Published: 13:34, 27 February 2012
by Nisha Chopra
Kent farms are reporting more cases of a new virus affecting sheep and cattle than almost anywhere else in the country.
Currently 12 farms in the county have seen their sheep affected by the Schmallenberg [SBV] disease - although experts won't reveal exact details.
That is the second highest amount in England - with Norfolk and East Sussex joint first, reporting 14 cases of the midge-borne virus.
More than 70 farms across the UK have been affected and the farming community expects to see more cases as the lambing season progresses.
There is no known cure for the disease that causes abortions, stillbirths and birth defects in cattle and sheep and in adult cattle it can lead to fever, diarrhoea and a decline in milk yields.
It is believed to have come here from infected midges that blew in last summer and autumn but SBV is of no risk to human health.
Isobel Bretherton, spokesman for the National Farmers Union [NFU] South East said: "Sheep farmers would normally expect a small number of abortions and stillbirths, like 2%, but farmers in East Sussex and Kent are seeing a 20% rise.
"Farmers are losing these little lambs as they’re either born dead or survive for a matter of hours.
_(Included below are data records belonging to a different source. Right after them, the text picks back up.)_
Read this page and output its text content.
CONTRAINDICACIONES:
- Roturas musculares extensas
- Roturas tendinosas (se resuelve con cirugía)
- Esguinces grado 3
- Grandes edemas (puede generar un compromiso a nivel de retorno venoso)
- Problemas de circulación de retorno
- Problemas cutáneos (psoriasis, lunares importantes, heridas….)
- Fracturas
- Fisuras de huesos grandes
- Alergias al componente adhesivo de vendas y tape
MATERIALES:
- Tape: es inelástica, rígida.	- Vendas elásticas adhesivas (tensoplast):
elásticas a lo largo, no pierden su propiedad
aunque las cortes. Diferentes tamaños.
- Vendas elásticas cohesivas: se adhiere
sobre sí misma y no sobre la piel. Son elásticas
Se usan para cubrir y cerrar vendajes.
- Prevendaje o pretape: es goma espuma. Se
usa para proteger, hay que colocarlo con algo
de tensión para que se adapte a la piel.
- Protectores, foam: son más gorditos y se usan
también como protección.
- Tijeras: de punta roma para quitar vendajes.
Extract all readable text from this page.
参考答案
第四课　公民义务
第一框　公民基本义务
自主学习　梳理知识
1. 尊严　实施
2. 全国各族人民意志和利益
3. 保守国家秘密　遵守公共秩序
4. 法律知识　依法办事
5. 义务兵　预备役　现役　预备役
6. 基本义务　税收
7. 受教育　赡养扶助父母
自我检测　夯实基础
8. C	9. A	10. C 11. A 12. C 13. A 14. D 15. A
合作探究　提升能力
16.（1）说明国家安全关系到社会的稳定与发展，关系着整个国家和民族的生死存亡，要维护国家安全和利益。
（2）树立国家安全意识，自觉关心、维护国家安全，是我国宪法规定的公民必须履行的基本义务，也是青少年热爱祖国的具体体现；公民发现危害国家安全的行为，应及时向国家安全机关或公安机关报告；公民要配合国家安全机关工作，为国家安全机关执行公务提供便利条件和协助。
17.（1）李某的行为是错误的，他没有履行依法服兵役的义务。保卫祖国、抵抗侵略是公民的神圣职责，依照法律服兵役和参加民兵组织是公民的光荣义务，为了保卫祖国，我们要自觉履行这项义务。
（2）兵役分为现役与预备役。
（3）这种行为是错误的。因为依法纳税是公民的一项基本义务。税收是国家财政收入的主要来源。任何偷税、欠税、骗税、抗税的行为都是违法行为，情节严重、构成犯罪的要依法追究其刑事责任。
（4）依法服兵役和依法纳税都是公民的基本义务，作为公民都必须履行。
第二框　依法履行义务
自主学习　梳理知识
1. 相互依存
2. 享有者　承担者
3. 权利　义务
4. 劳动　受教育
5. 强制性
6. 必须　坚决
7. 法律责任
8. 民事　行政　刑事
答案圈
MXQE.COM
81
If they do survive they have deformed limbs and jaws, and may have to be humanly destroyed."
It’s understood however that adult sheep exposed to the virus can develop some immunity and continue as breeding stock for the future.
The NFU spokeswoman added: "The Institute for Animal Health, based in the UK, are working with Germany and Holland to find a vaccine but for this time of year it’s a big worry for cattle and sheep farmers as they start lambing and calving in the spring."